Moore also underlines the problem of embryo adoption as it is seen by some religious organizations. They oppose this procedure because recipients promote it through their successful gestation cases and financial investments. More people appeal to IVF clinics, more embryos are produced, and thus, more embryos tend to become orphans with time. Therefore, despite the noble aim of embryo adoption, the system is inherently evil and debatable. Until the issue of extra embryos disposal is solved, the moral decision, concerning embryo adoption procedure, tends to persist.

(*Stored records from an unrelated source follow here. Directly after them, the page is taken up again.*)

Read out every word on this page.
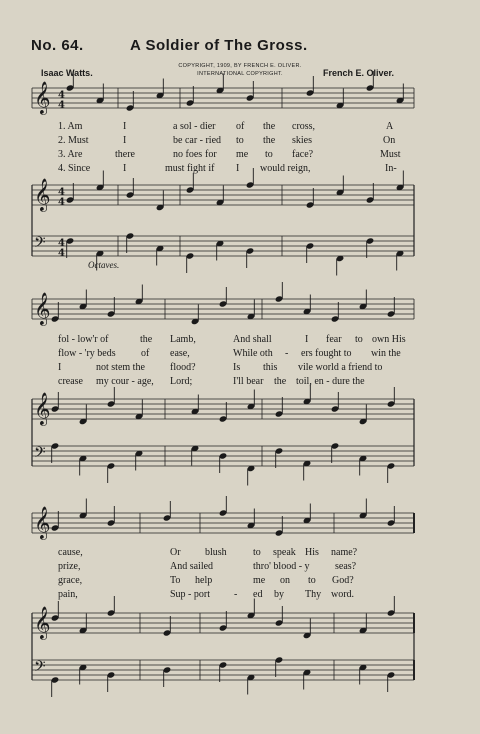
No. 64.	A Soldier of The Gross.
Isaac Watts.
COPYRIGHT, 1909, BY FRENCH E. OLIVER.
INTERNATIONAL COPYRIGHT.	French E. Oliver.
𝄞 4
4
𝄞 4
4
𝄢 4
4
𝄞
𝄞
𝄢
𝄞
𝄞
𝄢
1. Am	I	a sol - dier of the cross,	A
2. Must	I	be car - ried to the skies	On
3. Are	there	no foes for me to face?	Must
4. Since	I	must fight if I would reign,	In-
Octaves.
fol - low'r of	the Lamb,	And shall	I fear to own His
flow - 'ry beds	of ease,	While oth - ers fought to win the
I	not stem the	flood?	Is this vile world a friend to
crease my cour - age, Lord;	I'll bear the toil, en - dure the
cause,	Or blush	to speak His name?
prize,	And sailed	thro' blood - y	seas?
grace,	To help	me on to God?
pain,	Sup - port - ed by Thy word.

Catholic Social Teaching (CST) states that a union between a male and a female is sacred and no outside intrusion should be allowed, especially in terms of conception. The Catholic moral opposition to IVF embryo creation and adoption underlies the dignity of procreation and human dignity. The image of God is also sacred, and people as embodiments of this image must be protected whether as adults or as embryos immediately after conception. The immorality of intrusion into marital affairs on the one hand is outweighed by the morality of religious doctrine on the other hand. Not only did God create mankind in his own image, in the image of God, but He also charged people to be fruitful and increase in number. Thus, embryo adoption complies with this maxim, and it can be considered a Gods work. At the same time, the address to fill the earth and subdue it has been successfully accomplished, and it cannot be considered a call for action. Therefore, the sanctity of marriage is one of the major concerns, expressed by the opponents of embryo adoption, while religious texts do not provide a direct explication of the issue. Consequently, there can be no unequivocal approach to the issue of embryo adoption until it is accepted at least from religious perspective. The only solution would be the official statement, issued by the Church.

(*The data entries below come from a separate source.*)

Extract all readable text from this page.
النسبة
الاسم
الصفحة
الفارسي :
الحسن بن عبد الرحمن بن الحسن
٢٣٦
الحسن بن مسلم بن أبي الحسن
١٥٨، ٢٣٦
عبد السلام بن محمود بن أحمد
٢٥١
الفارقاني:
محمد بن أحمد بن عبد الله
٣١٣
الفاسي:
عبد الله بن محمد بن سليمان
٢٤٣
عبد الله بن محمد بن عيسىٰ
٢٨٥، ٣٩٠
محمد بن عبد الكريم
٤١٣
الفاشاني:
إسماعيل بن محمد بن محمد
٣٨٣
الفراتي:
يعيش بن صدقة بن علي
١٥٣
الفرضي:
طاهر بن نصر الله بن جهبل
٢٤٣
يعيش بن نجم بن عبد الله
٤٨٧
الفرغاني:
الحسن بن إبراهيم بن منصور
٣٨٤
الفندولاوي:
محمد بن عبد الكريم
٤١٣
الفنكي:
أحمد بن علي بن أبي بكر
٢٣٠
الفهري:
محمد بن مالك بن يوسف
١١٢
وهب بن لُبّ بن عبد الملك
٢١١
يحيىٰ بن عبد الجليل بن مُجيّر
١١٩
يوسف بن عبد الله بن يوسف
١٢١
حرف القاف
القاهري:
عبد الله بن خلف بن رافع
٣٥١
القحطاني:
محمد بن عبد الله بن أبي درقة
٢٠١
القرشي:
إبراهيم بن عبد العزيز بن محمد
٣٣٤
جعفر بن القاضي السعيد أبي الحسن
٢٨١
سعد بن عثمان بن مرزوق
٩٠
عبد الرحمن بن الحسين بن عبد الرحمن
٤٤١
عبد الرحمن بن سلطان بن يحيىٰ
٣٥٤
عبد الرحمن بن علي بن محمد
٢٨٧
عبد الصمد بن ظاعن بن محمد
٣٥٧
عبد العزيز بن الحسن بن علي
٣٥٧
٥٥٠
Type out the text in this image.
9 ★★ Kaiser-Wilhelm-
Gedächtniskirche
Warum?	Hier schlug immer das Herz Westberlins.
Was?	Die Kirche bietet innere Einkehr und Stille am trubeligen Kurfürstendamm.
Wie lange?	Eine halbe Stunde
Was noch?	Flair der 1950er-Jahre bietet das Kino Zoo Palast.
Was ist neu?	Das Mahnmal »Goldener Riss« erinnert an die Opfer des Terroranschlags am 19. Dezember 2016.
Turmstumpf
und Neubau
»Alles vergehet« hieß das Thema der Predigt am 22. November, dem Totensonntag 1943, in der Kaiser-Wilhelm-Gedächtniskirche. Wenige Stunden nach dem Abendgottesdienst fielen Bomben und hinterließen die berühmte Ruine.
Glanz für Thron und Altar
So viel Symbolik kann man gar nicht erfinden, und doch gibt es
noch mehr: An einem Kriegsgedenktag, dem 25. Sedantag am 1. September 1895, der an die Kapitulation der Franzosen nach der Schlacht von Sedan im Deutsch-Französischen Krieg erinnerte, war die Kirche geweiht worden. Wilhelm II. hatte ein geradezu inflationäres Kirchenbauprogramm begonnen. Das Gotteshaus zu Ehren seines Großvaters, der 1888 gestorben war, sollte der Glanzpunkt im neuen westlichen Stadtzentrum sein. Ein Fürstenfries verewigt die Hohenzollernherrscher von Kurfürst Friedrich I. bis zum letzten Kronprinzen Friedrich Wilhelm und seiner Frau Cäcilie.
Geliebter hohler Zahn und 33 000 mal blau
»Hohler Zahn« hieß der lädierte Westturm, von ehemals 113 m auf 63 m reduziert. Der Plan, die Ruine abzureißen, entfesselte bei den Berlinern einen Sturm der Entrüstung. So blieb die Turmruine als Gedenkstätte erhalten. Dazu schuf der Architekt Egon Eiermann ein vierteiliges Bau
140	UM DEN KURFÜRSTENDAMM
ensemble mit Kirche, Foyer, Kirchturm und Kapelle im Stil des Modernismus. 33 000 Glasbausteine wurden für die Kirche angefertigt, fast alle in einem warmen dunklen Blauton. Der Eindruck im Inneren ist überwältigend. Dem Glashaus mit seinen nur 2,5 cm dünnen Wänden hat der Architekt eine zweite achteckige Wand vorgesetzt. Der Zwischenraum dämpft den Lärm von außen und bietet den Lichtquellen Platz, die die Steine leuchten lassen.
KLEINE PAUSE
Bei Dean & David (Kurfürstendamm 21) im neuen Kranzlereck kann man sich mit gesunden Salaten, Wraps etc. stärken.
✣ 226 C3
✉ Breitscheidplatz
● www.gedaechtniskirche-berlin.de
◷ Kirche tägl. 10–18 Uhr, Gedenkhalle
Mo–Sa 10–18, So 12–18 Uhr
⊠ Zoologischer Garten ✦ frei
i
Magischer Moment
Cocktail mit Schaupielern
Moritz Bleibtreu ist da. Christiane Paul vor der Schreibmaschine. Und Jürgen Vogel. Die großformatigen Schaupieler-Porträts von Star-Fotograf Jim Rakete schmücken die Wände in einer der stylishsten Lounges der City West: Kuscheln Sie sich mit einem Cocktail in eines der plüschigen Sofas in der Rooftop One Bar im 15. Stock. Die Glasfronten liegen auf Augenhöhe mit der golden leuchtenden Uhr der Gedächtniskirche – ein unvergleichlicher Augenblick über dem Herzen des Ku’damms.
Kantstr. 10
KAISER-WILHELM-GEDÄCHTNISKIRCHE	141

To conclude, embryo adoption remains a highly controversial issue. The Catholic Church does not even have an official statement to address the procedure of embryo adoption clearly and without ambiguity. The research in this sphere mostly outlines the benefits and challenges of the procedure while leaving significant space for discussion in terms of the moral and social approach to IVF and embryo adoption. Religious foundations also do not provide an unequivocal approach to this issue and admit various interpretations of the Bible and Catholic Social Teaching in this relation. The major controversies and arguments against embryo adoption are related to the accompanying procedures of IVF and the disposal of extra embryos.
However, despite numerous challenges, such as embryo disposal and the violation of major religious doctrines, the advantages of embryo adoption continue its existence disregarding any social, religious, ethical, and other controversies. Moreover, there are positive aspects of embryo adoption such as saving embryos from discarding, the solace of genetic parents, and the parental happiness of recipients. Consequently, embryo adoption remains a controversial issue mostly due to accompanying procedures, but the unambiguous approach to this life-saving operation from religious and social perspectives would save human dignity and lives as well as contribute to family building.